Second, DHTs are designed to provide reliable distributed storage; we leverage this property to ensure that the protected data remains available to the user for a desired interval of time.
Last but not least, DHTs have an inherent property that we leverage in a unique and non-standard way: the fact that the DHT is constantly changing means that the sprinkled information will naturally disappear (vanish) as the DHT nodes churn or internally cleanse themselves, thereby rendering the protected data permanently unavailable over time. In fact, it may be impossible to determine retroactively which nodes were responsible for storing a given value in the past.

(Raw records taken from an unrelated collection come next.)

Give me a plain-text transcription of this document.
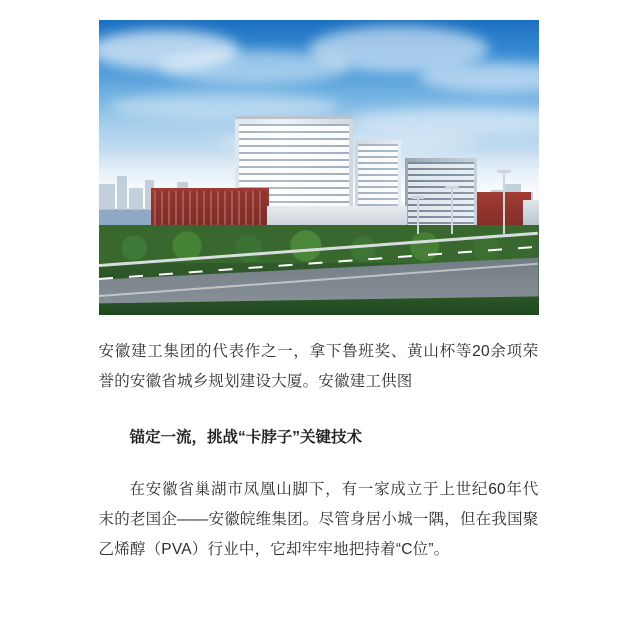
安徽建工集团的代表作之一，拿下鲁班奖、黄山杯等20余项荣誉的安徽省城乡规划建设大厦。安徽建工供图

锚定一流，挑战“卡脖子”关键技术

在安徽省巢湖市凤凰山脚下，有一家成立于上世纪60年代末的老国企——安徽皖维集团。尽管身居小城一隅，但在我国聚乙烯醇（PVA）行业中，它却牢牢地把持着“C位”。
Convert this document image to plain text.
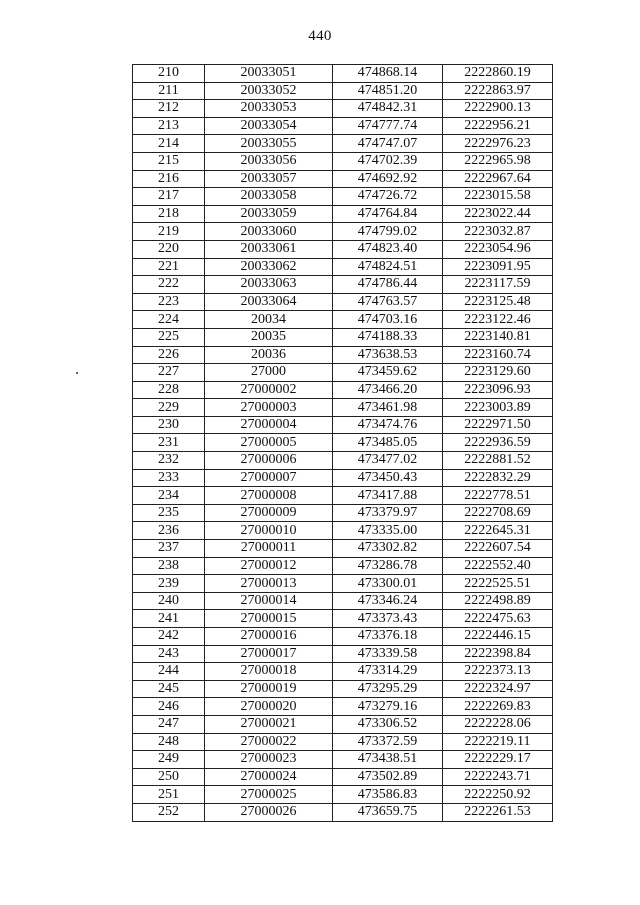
440
210	20033051	474868.14	2222860.19
211	20033052	474851.20	2222863.97
212	20033053	474842.31	2222900.13
213	20033054	474777.74	2222956.21
214	20033055	474747.07	2222976.23
215	20033056	474702.39	2222965.98
216	20033057	474692.92	2222967.64
217	20033058	474726.72	2223015.58
218	20033059	474764.84	2223022.44
219	20033060	474799.02	2223032.87
220	20033061	474823.40	2223054.96
221	20033062	474824.51	2223091.95
222	20033063	474786.44	2223117.59
223	20033064	474763.57	2223125.48
224	20034	474703.16	2223122.46
225	20035	474188.33	2223140.81
226	20036	473638.53	2223160.74
227	27000	473459.62	2223129.60
228	27000002	473466.20	2223096.93
229	27000003	473461.98	2223003.89
230	27000004	473474.76	2222971.50
231	27000005	473485.05	2222936.59
232	27000006	473477.02	2222881.52
233	27000007	473450.43	2222832.29
234	27000008	473417.88	2222778.51
235	27000009	473379.97	2222708.69
236	27000010	473335.00	2222645.31
237	27000011	473302.82	2222607.54
238	27000012	473286.78	2222552.40
239	27000013	473300.01	2222525.51
240	27000014	473346.24	2222498.89
241	27000015	473373.43	2222475.63
242	27000016	473376.18	2222446.15
243	27000017	473339.58	2222398.84
244	27000018	473314.29	2222373.13
245	27000019	473295.29	2222324.97
246	27000020	473279.16	2222269.83
247	27000021	473306.52	2222228.06
248	27000022	473372.59	2222219.11
249	27000023	473438.51	2222229.17
250	27000024	473502.89	2222243.71
251	27000025	473586.83	2222250.92
252	27000026	473659.75	2222261.53
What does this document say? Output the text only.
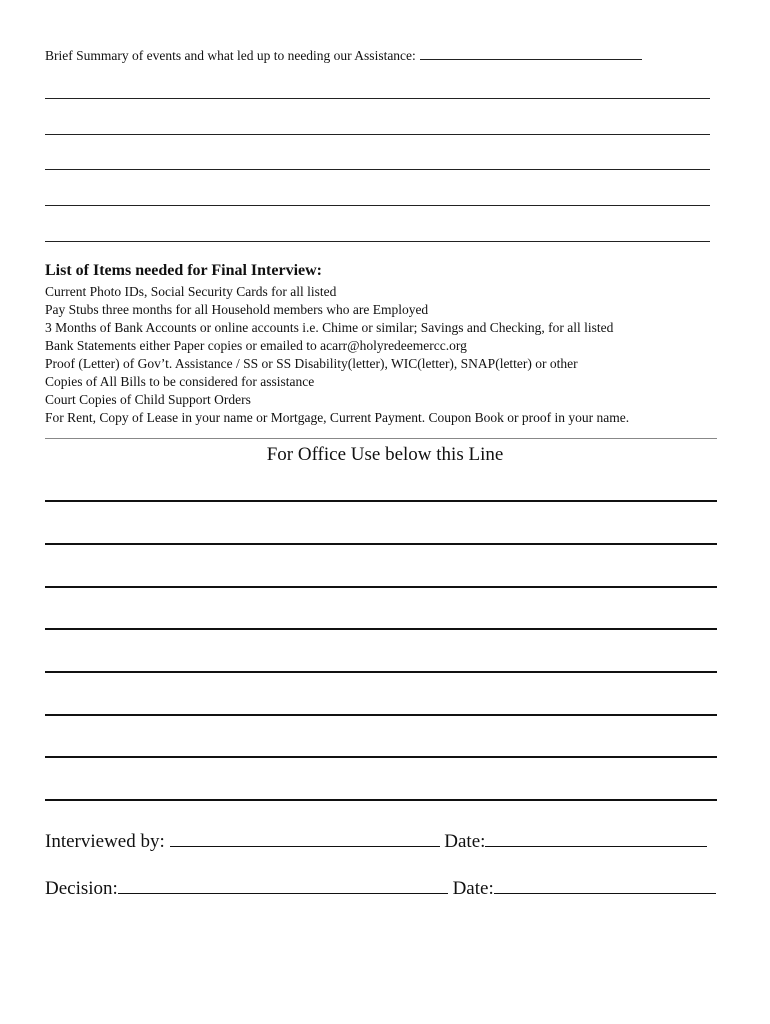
Brief Summary of events and what led up to needing our Assistance:
List of Items needed for Final Interview:
Current Photo IDs, Social Security Cards for all listed
Pay Stubs three months for all Household members who are Employed
3 Months of Bank Accounts or online accounts i.e. Chime or similar; Savings and Checking, for all listed
Bank Statements either Paper copies or emailed to acarr@holyredeemercc.org
Proof (Letter) of Gov’t. Assistance / SS or SS Disability(letter), WIC(letter), SNAP(letter) or other
Copies of All Bills to be considered for assistance
Court Copies of Child Support Orders
For Rent, Copy of Lease in your name or Mortgage, Current Payment. Coupon Book or proof in your name.
For Office Use below this Line
Interviewed by:	Date:
Decision:	Date:
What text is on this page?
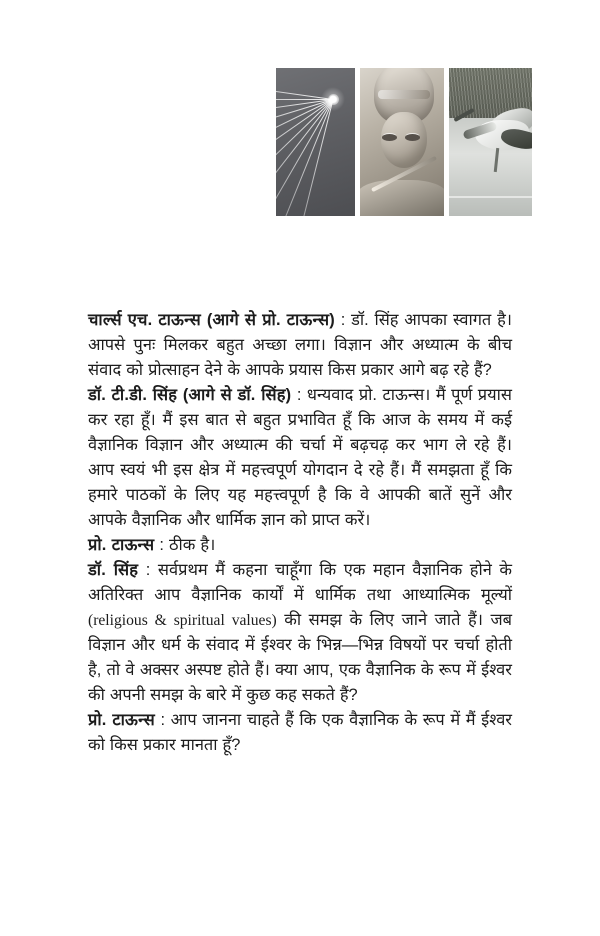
चार्ल्स एच. टाऊन्स (आगे से प्रो. टाऊन्स) : डॉ. सिंह आपका स्वागत है। आपसे पुनः मिलकर बहुत अच्छा लगा। विज्ञान और अध्यात्म के बीच संवाद को प्रोत्साहन देने के आपके प्रयास किस प्रकार आगे बढ़ रहे हैं?

डॉ. टी.डी. सिंह (आगे से डॉ. सिंह) : धन्यवाद प्रो. टाऊन्स। मैं पूर्ण प्रयास कर रहा हूँ। मैं इस बात से बहुत प्रभावित हूँ कि आज के समय में कई वैज्ञानिक विज्ञान और अध्यात्म की चर्चा में बढ़चढ़ कर भाग ले रहे हैं। आप स्वयं भी इस क्षेत्र में महत्त्वपूर्ण योगदान दे रहे हैं। मैं समझता हूँ कि हमारे पाठकों के लिए यह महत्त्वपूर्ण है कि वे आपकी बातें सुनें और आपके वैज्ञानिक और धार्मिक ज्ञान को प्राप्त करें।

प्रो. टाऊन्स : ठीक है।

डॉ. सिंह : सर्वप्रथम मैं कहना चाहूँगा कि एक महान वैज्ञानिक होने के अतिरिक्त आप वैज्ञानिक कार्यों में धार्मिक तथा आध्यात्मिक मूल्यों (religious & spiritual values) की समझ के लिए जाने जाते हैं। जब विज्ञान और धर्म के संवाद में ईश्वर के भिन्न—भिन्न विषयों पर चर्चा होती है, तो वे अक्सर अस्पष्ट होते हैं। क्या आप, एक वैज्ञानिक के रूप में ईश्वर की अपनी समझ के बारे में कुछ कह सकते हैं?

प्रो. टाऊन्स : आप जानना चाहते हैं कि एक वैज्ञानिक के रूप में मैं ईश्वर को किस प्रकार मानता हूँ?
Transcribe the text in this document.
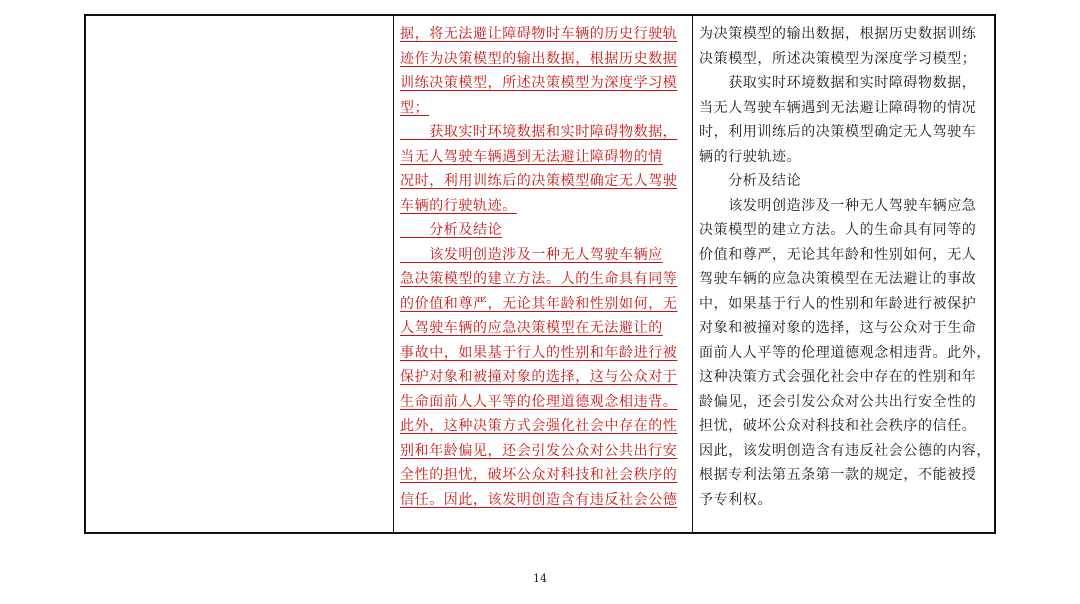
据，将无法避让障碍物时车辆的历史行驶轨
迹作为决策模型的输出数据，根据历史数据
训练决策模型，所述决策模型为深度学习模
型；
　　获取实时环境数据和实时障碍物数据，
当无人驾驶车辆遇到无法避让障碍物的情
况时，利用训练后的决策模型确定无人驾驶
车辆的行驶轨迹。
　　分析及结论
　　该发明创造涉及一种无人驾驶车辆应
急决策模型的建立方法。人的生命具有同等
的价值和尊严，无论其年龄和性别如何，无
人驾驶车辆的应急决策模型在无法避让的
事故中，如果基于行人的性别和年龄进行被
保护对象和被撞对象的选择，这与公众对于
生命面前人人平等的伦理道德观念相违背。
此外，这种决策方式会强化社会中存在的性
别和年龄偏见，还会引发公众对公共出行安
全性的担忧，破坏公众对科技和社会秩序的
信任。因此，该发明创造含有违反社会公德
为决策模型的输出数据，根据历史数据训练
决策模型，所述决策模型为深度学习模型；
　　获取实时环境数据和实时障碍物数据，
当无人驾驶车辆遇到无法避让障碍物的情况
时，利用训练后的决策模型确定无人驾驶车
辆的行驶轨迹。
　　分析及结论
　　该发明创造涉及一种无人驾驶车辆应急
决策模型的建立方法。人的生命具有同等的
价值和尊严，无论其年龄和性别如何，无人
驾驶车辆的应急决策模型在无法避让的事故
中，如果基于行人的性别和年龄进行被保护
对象和被撞对象的选择，这与公众对于生命
面前人人平等的伦理道德观念相违背。此外，
这种决策方式会强化社会中存在的性别和年
龄偏见，还会引发公众对公共出行安全性的
担忧，破坏公众对科技和社会秩序的信任。
因此，该发明创造含有违反社会公德的内容，
根据专利法第五条第一款的规定，不能被授
予专利权。
14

However, our choice of an existing DHT also introduces limitations to the current implementation. First, Vuze only supports approximately 9-hour timeouts for (index, value) pairs stored in the DHT. Because of this timeout, Vanish cannot provide longer timeouts without additional mechanisms, such as a refresh mechanism for VDO shares in the DHT. Our implementation does provide such a mechanism, however that comes with the additional requirement of having a continuously online Vanish server that handles Vanish refreshes. As we argue here, such a setup makes a lot of sense in certain scenarios, but less in others.
Second, our security evaluation shows that Vuze tends to over-replicate stored data, which raises challenges for a self-destructing data system such as Vanish. The primary effect of over-replication is to expose Vanish shares too needlessly many nodes in the DHT.
We are currently designing a new backend for the Vanish system, which we hope will mitigate these limitations to a large extent.